13. Terms, conditions and procedure for complaints: any complaint relating to incomplete or non-intact Goods must, under penalty of forfeiture, be sent to the Vendor at the time of unloading of the Goods (obvious defects) and must be indicated on the delivery note. Any shortfalls in quantity relating to the Accessories shall not constitute a breach of contract by the Vendor pursuant to article 1460 Italian civil code. Any claims relating to defects that cannot be identified through diligent checking at the time of unloading (hidden defects) must be reported to the Vendor, on penalty of forfeiture, within 8 days after discovery. Under penalty of forfeiture, the complaint about defects must be made in writing and sent by registered post, only to the head office of the Vendor, or through another procedure authorised by the Vendor.

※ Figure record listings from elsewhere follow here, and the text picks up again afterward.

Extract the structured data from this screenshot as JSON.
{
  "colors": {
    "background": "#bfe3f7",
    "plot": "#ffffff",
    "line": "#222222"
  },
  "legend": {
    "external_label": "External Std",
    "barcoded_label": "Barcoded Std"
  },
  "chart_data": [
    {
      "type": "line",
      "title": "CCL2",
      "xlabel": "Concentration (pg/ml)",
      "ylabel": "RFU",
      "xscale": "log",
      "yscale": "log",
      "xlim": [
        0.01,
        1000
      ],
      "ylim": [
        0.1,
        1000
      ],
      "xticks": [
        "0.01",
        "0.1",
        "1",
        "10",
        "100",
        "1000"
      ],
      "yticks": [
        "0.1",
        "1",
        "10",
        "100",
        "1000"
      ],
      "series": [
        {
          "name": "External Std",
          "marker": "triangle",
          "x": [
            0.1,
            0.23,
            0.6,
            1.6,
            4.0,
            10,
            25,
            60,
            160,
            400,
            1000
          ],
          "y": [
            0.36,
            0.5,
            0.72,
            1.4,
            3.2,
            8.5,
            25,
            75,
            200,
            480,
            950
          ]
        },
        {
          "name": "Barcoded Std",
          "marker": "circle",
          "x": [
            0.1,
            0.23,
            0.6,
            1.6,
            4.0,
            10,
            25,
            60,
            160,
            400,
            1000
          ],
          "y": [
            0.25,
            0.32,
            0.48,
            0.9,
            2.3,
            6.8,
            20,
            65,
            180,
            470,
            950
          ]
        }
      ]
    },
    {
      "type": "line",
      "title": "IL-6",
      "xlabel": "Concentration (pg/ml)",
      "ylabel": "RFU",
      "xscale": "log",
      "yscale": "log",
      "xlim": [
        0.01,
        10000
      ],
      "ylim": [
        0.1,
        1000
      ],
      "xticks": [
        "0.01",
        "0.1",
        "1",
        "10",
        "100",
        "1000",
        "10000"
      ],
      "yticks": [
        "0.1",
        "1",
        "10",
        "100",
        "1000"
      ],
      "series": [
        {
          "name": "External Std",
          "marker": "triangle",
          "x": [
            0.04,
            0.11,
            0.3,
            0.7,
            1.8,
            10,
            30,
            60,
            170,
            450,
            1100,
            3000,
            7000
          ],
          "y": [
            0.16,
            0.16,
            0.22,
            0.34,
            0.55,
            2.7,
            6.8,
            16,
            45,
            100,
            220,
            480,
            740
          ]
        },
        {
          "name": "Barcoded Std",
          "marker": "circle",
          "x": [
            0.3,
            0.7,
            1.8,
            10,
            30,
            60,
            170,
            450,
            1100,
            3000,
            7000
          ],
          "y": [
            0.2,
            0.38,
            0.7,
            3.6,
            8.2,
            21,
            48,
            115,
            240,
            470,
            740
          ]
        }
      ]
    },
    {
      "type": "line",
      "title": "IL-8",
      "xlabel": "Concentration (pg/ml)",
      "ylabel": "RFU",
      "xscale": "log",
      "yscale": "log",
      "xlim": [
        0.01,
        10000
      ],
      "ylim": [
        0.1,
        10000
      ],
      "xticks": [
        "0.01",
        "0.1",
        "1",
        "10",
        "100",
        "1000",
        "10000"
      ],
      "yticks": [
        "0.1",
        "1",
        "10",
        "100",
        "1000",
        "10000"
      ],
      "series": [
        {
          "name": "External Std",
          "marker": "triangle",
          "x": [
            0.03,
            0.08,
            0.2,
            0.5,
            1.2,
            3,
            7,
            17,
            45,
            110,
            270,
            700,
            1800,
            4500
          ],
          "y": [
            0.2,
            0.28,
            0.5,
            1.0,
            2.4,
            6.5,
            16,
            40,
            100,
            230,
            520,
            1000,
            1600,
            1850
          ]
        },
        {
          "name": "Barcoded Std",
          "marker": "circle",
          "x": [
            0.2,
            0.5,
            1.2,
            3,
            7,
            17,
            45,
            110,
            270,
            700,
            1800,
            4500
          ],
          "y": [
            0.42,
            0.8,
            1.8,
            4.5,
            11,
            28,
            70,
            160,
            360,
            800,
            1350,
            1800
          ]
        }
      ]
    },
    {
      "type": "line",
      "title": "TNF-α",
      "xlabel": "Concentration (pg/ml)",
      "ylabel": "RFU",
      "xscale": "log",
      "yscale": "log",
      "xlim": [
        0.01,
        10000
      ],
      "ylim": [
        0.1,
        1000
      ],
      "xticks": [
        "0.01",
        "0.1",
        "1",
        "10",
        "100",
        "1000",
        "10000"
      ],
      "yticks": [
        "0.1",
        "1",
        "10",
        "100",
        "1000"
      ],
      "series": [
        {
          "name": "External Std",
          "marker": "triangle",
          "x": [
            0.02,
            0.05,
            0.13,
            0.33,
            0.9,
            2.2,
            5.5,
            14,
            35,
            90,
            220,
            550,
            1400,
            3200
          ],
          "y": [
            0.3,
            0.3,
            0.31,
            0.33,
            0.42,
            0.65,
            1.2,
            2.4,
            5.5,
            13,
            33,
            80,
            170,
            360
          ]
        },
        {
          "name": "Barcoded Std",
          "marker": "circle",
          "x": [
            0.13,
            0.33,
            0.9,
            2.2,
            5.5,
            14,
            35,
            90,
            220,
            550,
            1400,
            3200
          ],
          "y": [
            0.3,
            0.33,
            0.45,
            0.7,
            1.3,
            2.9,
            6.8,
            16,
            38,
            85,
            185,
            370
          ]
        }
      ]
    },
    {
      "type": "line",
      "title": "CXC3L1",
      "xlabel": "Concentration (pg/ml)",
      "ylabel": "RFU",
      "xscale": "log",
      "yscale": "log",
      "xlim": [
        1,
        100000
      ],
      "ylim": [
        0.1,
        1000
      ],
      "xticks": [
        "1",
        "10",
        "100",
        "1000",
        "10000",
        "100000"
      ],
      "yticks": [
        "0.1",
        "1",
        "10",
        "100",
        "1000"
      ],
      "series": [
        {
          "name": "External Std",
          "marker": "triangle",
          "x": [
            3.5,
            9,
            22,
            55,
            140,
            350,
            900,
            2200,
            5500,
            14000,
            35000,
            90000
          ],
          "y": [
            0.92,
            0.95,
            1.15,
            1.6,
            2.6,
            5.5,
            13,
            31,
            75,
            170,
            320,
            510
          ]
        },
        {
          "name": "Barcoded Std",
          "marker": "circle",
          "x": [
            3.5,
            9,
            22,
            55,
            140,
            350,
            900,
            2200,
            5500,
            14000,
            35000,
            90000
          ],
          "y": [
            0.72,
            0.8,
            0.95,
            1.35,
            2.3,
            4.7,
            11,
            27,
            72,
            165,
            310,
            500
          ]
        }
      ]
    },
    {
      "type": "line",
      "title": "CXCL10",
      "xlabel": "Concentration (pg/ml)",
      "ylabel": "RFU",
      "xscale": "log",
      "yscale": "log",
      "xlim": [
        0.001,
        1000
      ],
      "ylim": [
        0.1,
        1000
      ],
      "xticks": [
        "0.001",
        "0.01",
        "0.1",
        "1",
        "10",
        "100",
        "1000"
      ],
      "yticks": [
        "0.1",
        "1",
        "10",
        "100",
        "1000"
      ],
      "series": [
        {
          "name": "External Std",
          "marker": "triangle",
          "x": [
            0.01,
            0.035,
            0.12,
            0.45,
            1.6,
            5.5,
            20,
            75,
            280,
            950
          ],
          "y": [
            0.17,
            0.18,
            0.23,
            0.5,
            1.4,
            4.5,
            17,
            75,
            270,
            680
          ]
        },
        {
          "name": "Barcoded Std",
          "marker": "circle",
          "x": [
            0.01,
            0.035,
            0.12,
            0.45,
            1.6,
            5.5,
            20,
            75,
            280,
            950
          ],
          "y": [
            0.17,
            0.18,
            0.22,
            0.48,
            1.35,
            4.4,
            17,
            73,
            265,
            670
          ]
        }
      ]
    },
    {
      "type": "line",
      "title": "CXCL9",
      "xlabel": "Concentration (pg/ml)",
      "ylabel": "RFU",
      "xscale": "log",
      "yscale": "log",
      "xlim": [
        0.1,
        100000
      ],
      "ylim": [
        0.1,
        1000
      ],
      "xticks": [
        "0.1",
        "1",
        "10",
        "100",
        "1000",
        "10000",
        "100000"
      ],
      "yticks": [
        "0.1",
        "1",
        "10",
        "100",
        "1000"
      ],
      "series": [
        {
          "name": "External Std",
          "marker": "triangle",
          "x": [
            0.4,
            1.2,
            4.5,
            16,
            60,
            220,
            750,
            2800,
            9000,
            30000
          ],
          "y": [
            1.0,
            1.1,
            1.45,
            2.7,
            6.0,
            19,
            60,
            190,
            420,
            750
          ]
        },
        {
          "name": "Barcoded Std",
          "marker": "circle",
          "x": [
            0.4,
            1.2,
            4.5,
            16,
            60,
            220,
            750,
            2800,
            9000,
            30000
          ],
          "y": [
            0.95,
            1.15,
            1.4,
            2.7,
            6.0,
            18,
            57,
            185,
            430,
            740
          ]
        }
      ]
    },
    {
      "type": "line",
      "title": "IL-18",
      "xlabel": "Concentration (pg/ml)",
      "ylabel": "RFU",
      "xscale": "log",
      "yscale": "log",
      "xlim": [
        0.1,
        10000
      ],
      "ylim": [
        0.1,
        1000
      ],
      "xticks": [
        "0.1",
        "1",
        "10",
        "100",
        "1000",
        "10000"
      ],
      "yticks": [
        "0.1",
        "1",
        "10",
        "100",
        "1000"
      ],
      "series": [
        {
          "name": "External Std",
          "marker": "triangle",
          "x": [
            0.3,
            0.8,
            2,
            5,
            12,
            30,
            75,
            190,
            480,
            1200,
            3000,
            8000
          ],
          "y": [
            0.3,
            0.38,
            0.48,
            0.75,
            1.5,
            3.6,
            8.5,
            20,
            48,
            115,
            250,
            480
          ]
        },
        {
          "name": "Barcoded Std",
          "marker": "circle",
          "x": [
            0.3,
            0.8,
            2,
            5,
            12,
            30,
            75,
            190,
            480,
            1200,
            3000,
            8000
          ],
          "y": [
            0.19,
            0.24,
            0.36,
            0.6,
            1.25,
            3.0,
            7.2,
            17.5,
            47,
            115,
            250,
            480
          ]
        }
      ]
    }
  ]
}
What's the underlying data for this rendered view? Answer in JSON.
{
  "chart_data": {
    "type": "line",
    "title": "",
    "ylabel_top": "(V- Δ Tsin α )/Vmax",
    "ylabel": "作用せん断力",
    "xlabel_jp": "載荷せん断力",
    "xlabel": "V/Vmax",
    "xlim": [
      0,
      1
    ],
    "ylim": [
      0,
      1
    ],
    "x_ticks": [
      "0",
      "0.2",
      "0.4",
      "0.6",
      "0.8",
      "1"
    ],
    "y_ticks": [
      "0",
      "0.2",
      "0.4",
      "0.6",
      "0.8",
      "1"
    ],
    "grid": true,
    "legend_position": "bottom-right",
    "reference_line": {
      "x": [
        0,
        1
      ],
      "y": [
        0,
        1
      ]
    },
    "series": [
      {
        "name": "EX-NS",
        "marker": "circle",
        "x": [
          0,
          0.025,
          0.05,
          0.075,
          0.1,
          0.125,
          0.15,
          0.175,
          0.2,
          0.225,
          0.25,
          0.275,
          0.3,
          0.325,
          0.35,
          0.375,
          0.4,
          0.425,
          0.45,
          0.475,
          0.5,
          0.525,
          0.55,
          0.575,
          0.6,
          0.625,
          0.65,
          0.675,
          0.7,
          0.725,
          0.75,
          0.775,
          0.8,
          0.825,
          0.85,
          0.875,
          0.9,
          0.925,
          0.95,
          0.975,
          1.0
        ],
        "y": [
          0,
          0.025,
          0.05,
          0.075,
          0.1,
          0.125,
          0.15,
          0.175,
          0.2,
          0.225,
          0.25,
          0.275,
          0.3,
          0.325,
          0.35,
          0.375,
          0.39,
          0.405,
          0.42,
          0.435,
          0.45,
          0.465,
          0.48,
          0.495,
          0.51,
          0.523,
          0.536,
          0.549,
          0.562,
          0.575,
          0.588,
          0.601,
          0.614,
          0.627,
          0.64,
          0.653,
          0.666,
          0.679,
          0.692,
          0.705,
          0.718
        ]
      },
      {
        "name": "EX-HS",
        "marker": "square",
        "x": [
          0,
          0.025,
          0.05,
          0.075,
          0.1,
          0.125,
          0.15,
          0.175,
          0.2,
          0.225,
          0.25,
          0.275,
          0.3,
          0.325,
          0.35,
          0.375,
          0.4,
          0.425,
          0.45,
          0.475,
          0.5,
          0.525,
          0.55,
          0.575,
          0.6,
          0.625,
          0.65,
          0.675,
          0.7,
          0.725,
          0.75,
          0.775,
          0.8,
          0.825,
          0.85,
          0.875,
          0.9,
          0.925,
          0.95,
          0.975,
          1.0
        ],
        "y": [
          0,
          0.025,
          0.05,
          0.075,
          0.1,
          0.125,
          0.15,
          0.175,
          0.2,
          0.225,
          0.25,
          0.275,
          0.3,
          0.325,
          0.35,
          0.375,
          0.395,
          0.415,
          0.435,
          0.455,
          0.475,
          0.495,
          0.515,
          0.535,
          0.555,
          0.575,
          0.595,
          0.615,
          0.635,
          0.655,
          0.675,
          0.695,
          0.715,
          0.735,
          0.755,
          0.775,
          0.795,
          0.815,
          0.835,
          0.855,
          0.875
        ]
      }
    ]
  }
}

14. Intellectual property: the Buyer recognises that the products, patents, technical drawings, models, know-how, customisations and certifications relating to the Products and/or Accessories and/or Parts, trademarks, trade names or other distinctive signs affixed to the Goods are the exclusive property of the Vendor and may not be altered, modified, removed or erased in any way.
15. Processing of personal data: the Buyer confirms receipt of full data protection information as required by article 13 GDPR and gives consent to the data processing and to its disclosure within the limits of, for the purposes of and for the duration specified in the privacy policy, and in any case for the proper execution of the Parties’ contractual obligations.
16. Exclusive forum, governing laws: the law of Italy shall apply in respect of any dispute between the Parties in relation to the Contract. The court of Vicenza (Italy) shall have sole jurisdiction and the Parties hereby waive their recourse to any other court. The Vendor may take action in the courts within the jurisdiction of the Buyer’s domicile.
17. International law: these terms and conditions are subject to the laws of the Republic of Italy, with the exclusion of the provisions on conflict of laws. The application of the Vienna Convention on the International Sale of goods is excluded.
The Buyer accepts these Terms and Conditions and specifically approves the following clauses: (1) scope of application; (3) Offers, orders, formation of Contract and suspensory condition; (4) terms and conditions of payment; (5) forfeiture of deferred payment terms; (6) express termination clause; (7) delivery time and place; (8) responsibility for delays; (9) warranty for defects; (10) limitations on use and exclusion of liability; (11) limitations on liability; (12) Reservation of title - prohibition on disposal; (13) terms, conditions and procedure for complaints; (16) exclusive forum, governing law; (17) international law.